В кабинете, заставленном громоздкой мебелью в стиле ампир, на видном месте красовался стеллаж, заставленный шкатулками всех сортов. Но они совершенно терялись на фоне всей атмосферы помещения, китчеватой даже в искусственном полумраке прикрытых бархатных штор. Не впервые бывая в богатых домах, Никита с легким презрением оценил обстановку, выполненную в худших традициях новорусского декора. Все тут было с приставкой «слишком». Слишком красные стены и обивка на мебели, слишком много позолоты, слишком много статуэток, вазочек, коробочек, павлиньих перьев, бюстиков и картин, не сочетающихся друг с другом по стилям и эпохам. Даже шкатулки, предмет гордости хозяина, не выглядели гармонично, смахивая, скорее на хлам базарного коробейника, чем на нечто действительно ценное.
— Виски? — спросил Чебыкин. — Коньяк? Или водочки хлопнем?
Никита согласился на коньяк, вынул из сумки диктофон и фотоаппарат, вопросительно дернув бровями, мол, можно ли записывать и снимать? Хозяин барственно махнул рукой и, откинув — куда ж без него? — крышку глобуса-бара, вынул бутылку и два бокала.
— Откуда пошло ваше хобби? — спросил Никита, подвинув диктофон к Чебыкину.
— С зоны, — нисколько не смущаясь, ответил тот. — По малолетке еще загремел, а потом пошло-поехало. Думаю, ты знаешь, сколько там умельцев. Их хлебного мякиша чего только не делают, по дереву режут, картины пишут. Вот и я пристрастился, стал вырезать шкатулки. Был у меня там учитель — Вася Штырь. Простой мужик, понятный. Руки у него были золотые, мог ножом из полена красоту вырезать за пару часов. Ему бы в скульпторы пойти, цены б не было. Жену он убил из ревности, а когда вышел — мать ее, за то, что шалаву воспитала. Когда я третью ходку мотал, Вася уже совсем плох был, там на зоне от туберкулеза и помер. Но я от него многому научился, а научившись, стал ценить красивое. Когда на волю вышел, меня к такому вот потянуло. Хочется после баланды вкусно есть, сладко спать, да на красоту любоваться.
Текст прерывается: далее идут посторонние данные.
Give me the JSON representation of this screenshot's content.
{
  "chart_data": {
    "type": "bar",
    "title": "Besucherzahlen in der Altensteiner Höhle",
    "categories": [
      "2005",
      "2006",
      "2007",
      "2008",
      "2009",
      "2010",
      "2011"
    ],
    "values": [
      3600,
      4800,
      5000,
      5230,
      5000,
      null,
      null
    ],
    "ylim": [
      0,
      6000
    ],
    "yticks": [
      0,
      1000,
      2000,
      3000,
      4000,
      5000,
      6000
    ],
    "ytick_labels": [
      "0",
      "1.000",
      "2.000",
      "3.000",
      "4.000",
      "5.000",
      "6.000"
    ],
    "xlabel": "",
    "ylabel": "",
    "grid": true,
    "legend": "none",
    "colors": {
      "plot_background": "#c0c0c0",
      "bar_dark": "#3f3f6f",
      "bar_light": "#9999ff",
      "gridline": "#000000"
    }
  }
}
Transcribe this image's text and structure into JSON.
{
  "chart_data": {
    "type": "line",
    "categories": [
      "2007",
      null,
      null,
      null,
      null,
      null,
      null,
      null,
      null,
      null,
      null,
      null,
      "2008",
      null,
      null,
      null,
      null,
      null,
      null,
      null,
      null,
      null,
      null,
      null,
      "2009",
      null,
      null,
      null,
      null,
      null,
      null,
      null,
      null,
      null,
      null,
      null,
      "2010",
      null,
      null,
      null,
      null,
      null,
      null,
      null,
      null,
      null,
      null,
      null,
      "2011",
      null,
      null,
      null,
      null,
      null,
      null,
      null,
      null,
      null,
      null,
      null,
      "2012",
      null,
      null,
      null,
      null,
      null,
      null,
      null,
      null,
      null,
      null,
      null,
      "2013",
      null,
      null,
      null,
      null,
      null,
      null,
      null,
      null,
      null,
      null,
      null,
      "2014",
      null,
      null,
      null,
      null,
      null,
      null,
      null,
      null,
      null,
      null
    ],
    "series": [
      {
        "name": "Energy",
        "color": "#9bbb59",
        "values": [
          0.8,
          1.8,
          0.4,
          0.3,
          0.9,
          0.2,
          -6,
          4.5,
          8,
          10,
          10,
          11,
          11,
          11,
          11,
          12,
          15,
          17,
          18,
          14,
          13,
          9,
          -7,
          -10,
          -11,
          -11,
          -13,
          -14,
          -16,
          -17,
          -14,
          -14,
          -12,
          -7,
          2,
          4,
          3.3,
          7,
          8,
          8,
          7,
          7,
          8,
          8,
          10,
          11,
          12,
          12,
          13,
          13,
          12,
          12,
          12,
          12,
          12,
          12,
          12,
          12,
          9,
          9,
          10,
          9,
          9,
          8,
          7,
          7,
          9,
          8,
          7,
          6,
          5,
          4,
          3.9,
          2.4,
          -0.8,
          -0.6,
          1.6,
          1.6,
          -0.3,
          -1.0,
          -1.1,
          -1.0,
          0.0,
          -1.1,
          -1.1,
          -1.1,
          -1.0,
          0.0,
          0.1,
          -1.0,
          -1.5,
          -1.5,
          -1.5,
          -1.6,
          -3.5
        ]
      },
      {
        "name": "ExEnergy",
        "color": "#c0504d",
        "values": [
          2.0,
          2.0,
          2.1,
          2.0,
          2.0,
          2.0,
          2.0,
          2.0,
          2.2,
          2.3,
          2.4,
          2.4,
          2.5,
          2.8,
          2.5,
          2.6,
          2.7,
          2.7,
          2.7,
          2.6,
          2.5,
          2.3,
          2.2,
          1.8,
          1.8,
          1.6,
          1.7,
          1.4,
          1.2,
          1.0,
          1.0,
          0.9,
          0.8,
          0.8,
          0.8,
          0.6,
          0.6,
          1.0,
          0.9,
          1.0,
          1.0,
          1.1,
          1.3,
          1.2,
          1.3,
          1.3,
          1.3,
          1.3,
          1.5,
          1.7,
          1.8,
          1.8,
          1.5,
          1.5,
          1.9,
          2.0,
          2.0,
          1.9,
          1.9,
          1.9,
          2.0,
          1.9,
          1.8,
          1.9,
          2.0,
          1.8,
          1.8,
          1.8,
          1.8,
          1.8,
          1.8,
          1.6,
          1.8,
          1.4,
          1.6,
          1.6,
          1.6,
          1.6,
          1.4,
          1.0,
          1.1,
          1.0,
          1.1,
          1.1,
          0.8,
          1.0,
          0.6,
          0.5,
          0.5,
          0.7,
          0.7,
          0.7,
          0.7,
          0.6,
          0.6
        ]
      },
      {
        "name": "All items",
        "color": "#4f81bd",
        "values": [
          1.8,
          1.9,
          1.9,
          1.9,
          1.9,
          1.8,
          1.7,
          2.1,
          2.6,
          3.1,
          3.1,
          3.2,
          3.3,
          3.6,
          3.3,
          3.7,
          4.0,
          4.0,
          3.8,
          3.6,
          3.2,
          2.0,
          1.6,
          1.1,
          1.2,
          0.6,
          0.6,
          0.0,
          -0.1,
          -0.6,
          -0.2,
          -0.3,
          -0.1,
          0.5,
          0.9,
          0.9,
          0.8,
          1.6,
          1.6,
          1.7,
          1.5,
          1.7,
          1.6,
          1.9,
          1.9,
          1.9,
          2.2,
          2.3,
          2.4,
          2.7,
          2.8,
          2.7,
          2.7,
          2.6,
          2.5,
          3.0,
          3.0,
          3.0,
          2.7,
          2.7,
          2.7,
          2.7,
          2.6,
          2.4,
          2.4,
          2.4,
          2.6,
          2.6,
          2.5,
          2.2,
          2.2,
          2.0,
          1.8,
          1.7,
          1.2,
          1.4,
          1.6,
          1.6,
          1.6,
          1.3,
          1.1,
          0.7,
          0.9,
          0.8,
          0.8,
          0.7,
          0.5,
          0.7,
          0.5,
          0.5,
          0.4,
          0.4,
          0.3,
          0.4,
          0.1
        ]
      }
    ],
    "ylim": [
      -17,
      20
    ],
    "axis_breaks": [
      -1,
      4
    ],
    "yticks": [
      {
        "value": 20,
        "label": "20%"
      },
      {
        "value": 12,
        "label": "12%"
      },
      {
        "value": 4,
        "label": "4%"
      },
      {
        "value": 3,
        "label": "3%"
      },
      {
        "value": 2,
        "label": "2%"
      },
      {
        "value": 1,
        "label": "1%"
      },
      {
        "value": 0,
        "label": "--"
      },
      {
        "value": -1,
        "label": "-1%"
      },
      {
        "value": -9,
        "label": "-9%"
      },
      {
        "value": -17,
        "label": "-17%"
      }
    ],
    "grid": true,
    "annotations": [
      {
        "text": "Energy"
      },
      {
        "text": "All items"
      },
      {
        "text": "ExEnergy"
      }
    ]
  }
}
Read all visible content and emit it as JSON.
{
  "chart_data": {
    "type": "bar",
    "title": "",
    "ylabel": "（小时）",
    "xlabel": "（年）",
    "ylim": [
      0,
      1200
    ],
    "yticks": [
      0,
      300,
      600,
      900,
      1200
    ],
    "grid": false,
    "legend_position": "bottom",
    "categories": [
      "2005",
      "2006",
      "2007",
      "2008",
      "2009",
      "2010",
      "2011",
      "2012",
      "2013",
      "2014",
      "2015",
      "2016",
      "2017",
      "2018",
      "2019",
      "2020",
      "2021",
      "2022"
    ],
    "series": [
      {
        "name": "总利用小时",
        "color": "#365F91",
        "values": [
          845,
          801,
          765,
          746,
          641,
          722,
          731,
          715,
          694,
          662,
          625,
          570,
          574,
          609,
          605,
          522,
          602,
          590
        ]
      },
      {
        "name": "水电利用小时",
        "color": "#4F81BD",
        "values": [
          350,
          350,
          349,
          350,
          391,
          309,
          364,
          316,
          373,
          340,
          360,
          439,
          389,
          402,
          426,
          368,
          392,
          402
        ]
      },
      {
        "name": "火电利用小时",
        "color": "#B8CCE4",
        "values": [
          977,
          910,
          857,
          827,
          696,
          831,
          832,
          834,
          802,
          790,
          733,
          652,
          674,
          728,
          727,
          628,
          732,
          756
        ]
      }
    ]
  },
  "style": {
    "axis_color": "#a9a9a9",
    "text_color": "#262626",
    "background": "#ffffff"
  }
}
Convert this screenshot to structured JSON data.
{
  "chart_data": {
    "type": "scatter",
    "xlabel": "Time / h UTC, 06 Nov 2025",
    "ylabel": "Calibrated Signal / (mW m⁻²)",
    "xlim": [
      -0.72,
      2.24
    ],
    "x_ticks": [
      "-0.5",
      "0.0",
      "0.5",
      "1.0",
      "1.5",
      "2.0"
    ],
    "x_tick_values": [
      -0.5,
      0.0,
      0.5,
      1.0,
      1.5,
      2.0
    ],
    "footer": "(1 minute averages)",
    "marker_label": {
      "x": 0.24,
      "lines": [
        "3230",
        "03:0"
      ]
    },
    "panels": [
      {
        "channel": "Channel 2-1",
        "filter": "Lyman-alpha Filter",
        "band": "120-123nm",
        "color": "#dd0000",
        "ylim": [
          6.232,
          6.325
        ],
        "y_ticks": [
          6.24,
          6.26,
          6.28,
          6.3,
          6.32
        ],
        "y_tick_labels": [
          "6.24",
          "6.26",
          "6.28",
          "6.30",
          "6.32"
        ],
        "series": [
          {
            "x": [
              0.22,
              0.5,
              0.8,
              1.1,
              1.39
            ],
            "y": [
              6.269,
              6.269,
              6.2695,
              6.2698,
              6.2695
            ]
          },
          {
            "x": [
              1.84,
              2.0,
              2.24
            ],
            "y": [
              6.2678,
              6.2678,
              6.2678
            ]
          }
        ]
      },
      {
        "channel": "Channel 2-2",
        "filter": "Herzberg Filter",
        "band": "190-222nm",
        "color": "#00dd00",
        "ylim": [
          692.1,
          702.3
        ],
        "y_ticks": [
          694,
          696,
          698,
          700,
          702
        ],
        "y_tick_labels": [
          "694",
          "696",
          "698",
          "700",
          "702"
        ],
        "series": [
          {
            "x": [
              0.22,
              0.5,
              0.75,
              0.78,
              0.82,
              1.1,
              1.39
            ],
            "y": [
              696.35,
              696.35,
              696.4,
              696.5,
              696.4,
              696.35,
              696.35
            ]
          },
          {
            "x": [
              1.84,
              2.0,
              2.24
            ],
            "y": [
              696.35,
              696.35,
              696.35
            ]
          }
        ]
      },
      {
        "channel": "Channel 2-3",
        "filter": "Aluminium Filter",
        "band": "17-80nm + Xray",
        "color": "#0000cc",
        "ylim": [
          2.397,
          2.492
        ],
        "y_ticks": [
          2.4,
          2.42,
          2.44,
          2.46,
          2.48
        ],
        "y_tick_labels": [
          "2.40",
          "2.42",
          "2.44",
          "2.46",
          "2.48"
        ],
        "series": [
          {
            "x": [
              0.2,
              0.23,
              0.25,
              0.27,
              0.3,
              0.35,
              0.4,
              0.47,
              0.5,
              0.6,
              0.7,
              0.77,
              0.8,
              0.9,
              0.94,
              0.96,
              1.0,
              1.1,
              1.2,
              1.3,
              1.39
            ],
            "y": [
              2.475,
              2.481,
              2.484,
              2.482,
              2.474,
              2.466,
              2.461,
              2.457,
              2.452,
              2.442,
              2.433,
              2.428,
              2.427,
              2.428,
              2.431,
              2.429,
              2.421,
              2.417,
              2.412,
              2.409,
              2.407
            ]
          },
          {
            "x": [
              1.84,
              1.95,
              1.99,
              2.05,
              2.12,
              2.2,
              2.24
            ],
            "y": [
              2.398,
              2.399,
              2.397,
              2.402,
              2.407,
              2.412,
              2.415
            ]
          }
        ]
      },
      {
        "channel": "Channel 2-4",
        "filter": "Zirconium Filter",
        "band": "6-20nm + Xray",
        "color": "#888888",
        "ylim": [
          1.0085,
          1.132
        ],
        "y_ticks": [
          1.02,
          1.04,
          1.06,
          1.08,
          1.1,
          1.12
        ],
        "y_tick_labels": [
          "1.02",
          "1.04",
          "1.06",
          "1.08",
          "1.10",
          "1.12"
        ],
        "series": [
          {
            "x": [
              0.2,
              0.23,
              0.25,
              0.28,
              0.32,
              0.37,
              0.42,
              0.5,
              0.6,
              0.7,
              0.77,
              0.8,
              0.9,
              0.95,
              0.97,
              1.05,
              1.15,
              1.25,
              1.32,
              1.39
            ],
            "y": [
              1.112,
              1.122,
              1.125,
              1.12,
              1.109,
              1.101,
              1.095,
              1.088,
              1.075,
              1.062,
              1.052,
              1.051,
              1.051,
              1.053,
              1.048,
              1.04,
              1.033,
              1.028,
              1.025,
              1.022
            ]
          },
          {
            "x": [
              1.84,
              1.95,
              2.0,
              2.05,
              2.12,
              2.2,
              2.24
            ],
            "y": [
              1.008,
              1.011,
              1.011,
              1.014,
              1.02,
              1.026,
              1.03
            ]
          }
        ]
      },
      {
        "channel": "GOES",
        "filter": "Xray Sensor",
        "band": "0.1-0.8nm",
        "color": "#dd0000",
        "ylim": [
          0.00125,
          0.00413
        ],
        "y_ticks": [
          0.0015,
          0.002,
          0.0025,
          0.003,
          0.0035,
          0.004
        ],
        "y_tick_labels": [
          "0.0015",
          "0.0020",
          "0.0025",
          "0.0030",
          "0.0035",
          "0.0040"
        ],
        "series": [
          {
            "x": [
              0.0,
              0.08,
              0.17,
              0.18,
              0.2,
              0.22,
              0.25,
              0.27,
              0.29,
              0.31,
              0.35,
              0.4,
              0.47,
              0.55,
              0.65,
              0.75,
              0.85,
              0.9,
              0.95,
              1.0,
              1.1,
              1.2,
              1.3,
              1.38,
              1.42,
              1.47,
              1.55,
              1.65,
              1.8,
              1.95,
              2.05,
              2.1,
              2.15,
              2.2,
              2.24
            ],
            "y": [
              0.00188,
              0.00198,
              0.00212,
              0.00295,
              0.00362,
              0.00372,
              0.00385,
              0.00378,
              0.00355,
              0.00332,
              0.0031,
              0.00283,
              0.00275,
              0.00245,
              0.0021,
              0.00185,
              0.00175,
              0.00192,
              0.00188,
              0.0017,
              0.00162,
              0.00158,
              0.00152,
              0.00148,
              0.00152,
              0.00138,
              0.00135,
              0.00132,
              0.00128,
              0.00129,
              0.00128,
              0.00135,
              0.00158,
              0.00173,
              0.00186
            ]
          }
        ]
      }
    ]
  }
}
Чебыкин обвел руками кабинет, предлагая Никите насладиться великолепием обстановки. Никита сдержанно улыбнулся, но промолчал, предоставив хозяину продолжить.
— Ты что-нибудь понимаешь в антиквариате? — осведомился Чебыкин.
— Я больше по хай-теку, — отшутился Никита, но Чебыкин юмора не понял.
— Все эти новомодные штучки отойдут, — назидательно сказал он, помахав у Никиты перед лицом скрюченным, желтоватым пальцем. — А подлинное искусство останется. Знаю, ты думаешь, что старый зек может понимать в этом, но поверь, на старину много охотников, а кому нужны ваши хай-тековские навороты? И когда ты понимаешь ценность вещей, хочется оставить их себе. Когда меня забрало, по-настоящему, я стал собирать шкатулки, читать о них и слушать любые новости. Ты вот, к примеру, знаешь, что сам Боттичелли расписывал шкатулки для Екатерины Медичи? А знаешь, сколько стоит такая вещь? Сотни тысяч евро, если не миллионы. Только у нас их не найти, а если и найдешь, не подступишься. Даже жаль порой, что я завязал.